Tracking Climate Change: Ed Epstein's Influence and Mentorship (Invited Presentation)

My principal professional focus since retirement from the National Weather Service in early 2008 has been a deceptively simple problem of great practical importance: Accurately tracking non-stationary temperature climate normals (Livezey et al., 2007; Krakauer, 2012; Wilks, 2013; Wilks and Livezey, 2013). Doing this well is crucial to seasonal prediction as well as to the energy industry, to cite two examples for which I have direct experience. The problem's importance to energy was highlighted in the recent Worshop on Alternative Normals and Impacts to the Energy Industry (Arguez et al., 2012, BAMS), the article by Livezey and Hanser in Public Utilities Fortnightly (2013), and the National Climatic Data Center's commitment to developing “official” alternatives to traditionally estimated (30-year averages) normals.

My first direct involvement with this problem was in 1998 near the end of my long tenure at CAC/CPC and was entirely practically motivated; I wanted to account separately for the effects of climate change and ENSO in formulating seasonal forecasts. CPC was implicitly and partially doing this with a 10-year retrospective average referred to as the Optimal Climate Normal (OCN), but the method had several important shortcomings. I took an entirely different approach, the hinge model, whose seed, I realized in hindsight, was sown by Ed Epstein's 1982 paper “Detecting Climate Change.” Furthermore, my belief in 1998 that climate change was not only detectable but large at regional scales over the United States with clear seasonality, is unquestionably partially a consequence of the clarity and credibility of the message in Ed's 1982 paper. In early 1998 the community consensus supported global-scale warming, but only a minority acknowledged substantive impacts already at local and regional scales.

In the 1982 paper, Ed recognized the possibility that global warming may have begun after 1975. He then proposed simple statistical models for climate change, including one that anticipated the hinge in several respects, and used these to develop likelihood ratios for the purpose of determining how long it would take to be confident from the record that it was indeed taking place. He concluded that 10 years would be sufficient in all cases. Coincidently, this would roughly correspond to Ed's tenure at CAC where he was my colleague and mentor.
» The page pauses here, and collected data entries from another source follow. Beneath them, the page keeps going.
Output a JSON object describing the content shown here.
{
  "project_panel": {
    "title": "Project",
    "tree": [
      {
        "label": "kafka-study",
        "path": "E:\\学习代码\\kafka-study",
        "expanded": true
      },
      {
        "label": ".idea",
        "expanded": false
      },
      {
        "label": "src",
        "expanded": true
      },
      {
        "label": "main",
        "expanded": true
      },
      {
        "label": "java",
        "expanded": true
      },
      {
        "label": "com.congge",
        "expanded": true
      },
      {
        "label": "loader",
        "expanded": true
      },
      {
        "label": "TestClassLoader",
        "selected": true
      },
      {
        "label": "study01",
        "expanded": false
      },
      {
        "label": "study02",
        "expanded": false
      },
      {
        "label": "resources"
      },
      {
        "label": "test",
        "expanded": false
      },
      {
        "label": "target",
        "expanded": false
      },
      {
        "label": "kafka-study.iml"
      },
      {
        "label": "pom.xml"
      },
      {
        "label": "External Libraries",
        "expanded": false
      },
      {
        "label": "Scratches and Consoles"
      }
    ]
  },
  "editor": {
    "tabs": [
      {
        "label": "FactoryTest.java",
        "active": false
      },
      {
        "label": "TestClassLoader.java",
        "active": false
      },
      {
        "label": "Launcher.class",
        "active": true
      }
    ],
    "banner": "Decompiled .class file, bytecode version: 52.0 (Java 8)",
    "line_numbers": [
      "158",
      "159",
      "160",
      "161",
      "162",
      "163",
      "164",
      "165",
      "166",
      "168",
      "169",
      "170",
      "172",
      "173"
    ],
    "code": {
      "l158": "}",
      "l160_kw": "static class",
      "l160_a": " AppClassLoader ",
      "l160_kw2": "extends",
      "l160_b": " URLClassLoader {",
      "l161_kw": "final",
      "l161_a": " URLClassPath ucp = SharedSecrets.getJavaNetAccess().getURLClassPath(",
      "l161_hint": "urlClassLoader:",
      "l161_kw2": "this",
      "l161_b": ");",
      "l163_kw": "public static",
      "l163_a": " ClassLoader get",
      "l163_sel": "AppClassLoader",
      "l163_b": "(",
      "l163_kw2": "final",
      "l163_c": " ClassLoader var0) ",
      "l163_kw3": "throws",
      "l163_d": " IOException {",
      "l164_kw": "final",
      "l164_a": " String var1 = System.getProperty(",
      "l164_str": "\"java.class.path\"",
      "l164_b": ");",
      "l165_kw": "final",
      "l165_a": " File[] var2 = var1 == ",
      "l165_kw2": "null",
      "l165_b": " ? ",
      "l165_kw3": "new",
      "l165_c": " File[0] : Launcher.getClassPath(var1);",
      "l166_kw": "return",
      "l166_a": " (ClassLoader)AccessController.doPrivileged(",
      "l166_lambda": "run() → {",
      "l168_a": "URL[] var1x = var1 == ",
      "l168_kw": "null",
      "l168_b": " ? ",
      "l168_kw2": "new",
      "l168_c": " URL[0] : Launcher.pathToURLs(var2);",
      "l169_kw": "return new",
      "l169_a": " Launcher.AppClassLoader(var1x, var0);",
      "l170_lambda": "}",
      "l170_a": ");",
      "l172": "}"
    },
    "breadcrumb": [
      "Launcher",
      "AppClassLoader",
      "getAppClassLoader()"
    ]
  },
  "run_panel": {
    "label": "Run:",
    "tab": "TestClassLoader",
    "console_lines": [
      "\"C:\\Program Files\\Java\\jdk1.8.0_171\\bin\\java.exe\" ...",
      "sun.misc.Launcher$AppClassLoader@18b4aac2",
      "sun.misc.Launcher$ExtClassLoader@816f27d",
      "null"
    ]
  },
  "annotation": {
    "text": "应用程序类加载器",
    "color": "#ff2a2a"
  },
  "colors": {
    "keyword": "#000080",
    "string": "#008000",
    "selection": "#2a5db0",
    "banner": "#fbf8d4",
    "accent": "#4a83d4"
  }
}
The 1982 paper made a substantial impression on me, but during Ed's time at CAC he helped set the stage for my current work in two other ways. First, almost on his arrival at CAC, Ed and I were asked by Tom Karl to help him quantify how unusual the set of U.S. winters from 1975-76 through 1982-83 were. This was the period that many (including myself) now believe was the onset of modern warming, but also began with the coldest set of U.S. winters in the 20th century. We concluded that the return period for such an unusual set of winters was over 1000 years (Karl et al., 1984). This work further enhanced my awareness of the global transitions that took place in the mid-1970s. Second, while at CAC Ed taught me how important it was for CAC operations to accurately and smoothly estimate climate normals, through discussions and the work he produced to do so (five papers that Huug van den Dool addresses in his symposium paper).

The most viable alternative approaches for tracking temperature normals for the purpose of nine-month lead (next year) seasonal forecasts based on independent data tests (Wilks, 2013; Wilks and Livezey, 2013) are a 15-year retrospective mean and the so-called hinge fit. The latter is a piecewise-linear and –continuous model of climate change where the normal does not change (is stationary) from 1940 to 1975, but then changes linearly thereafter. The model's form, including a 1975 change point, obviously harks back to both Epstein (1982; note the similarity to Case 2 in Fig. 2) and Karl, Livezey, and Epstein (1984). Its smoothness conforms to normals developed in Ed's other climate papers. The hinge model has been criticized because of the arbitrary (but well-motivated) choices made in specifying the pre-change point slope and the change point year. Wilks (2013) and Wilks and Livezey (2013) both demonstrate that these choices are close to optimal.

Relative forecast performance depended on the temperature data set. The 15-year OCN overwhelmingly performed best in terms of squared error on inhomogeneous mega-climate division series (areally-averaged records contaminated by some non-climatic discontinuities and trends). The performance of the hinge relative to the OCN improved somewhat on station data but considerably on homogeneous station data. For the latter case, each method performed best in 5 out of 12 regions/seasons examined, suggesting a hybrid approach. Overall for all data sets, the hinge had smaller bias (generally cold for the OCN).

For detrending and signal separation, for example separating ENSO and climate change signals, a running 15-year normal is inadequate for several reasons and the hinge fit or a technique with similar attributes has to be used. The OCN not only does not remove a lot of “natural variability” but also requires false data at the beginning and end of records to apply to the full record. Thus the hinge fit should be used to develop appropriate estimates of probabilities and conditional (say to ENSO) probabilities.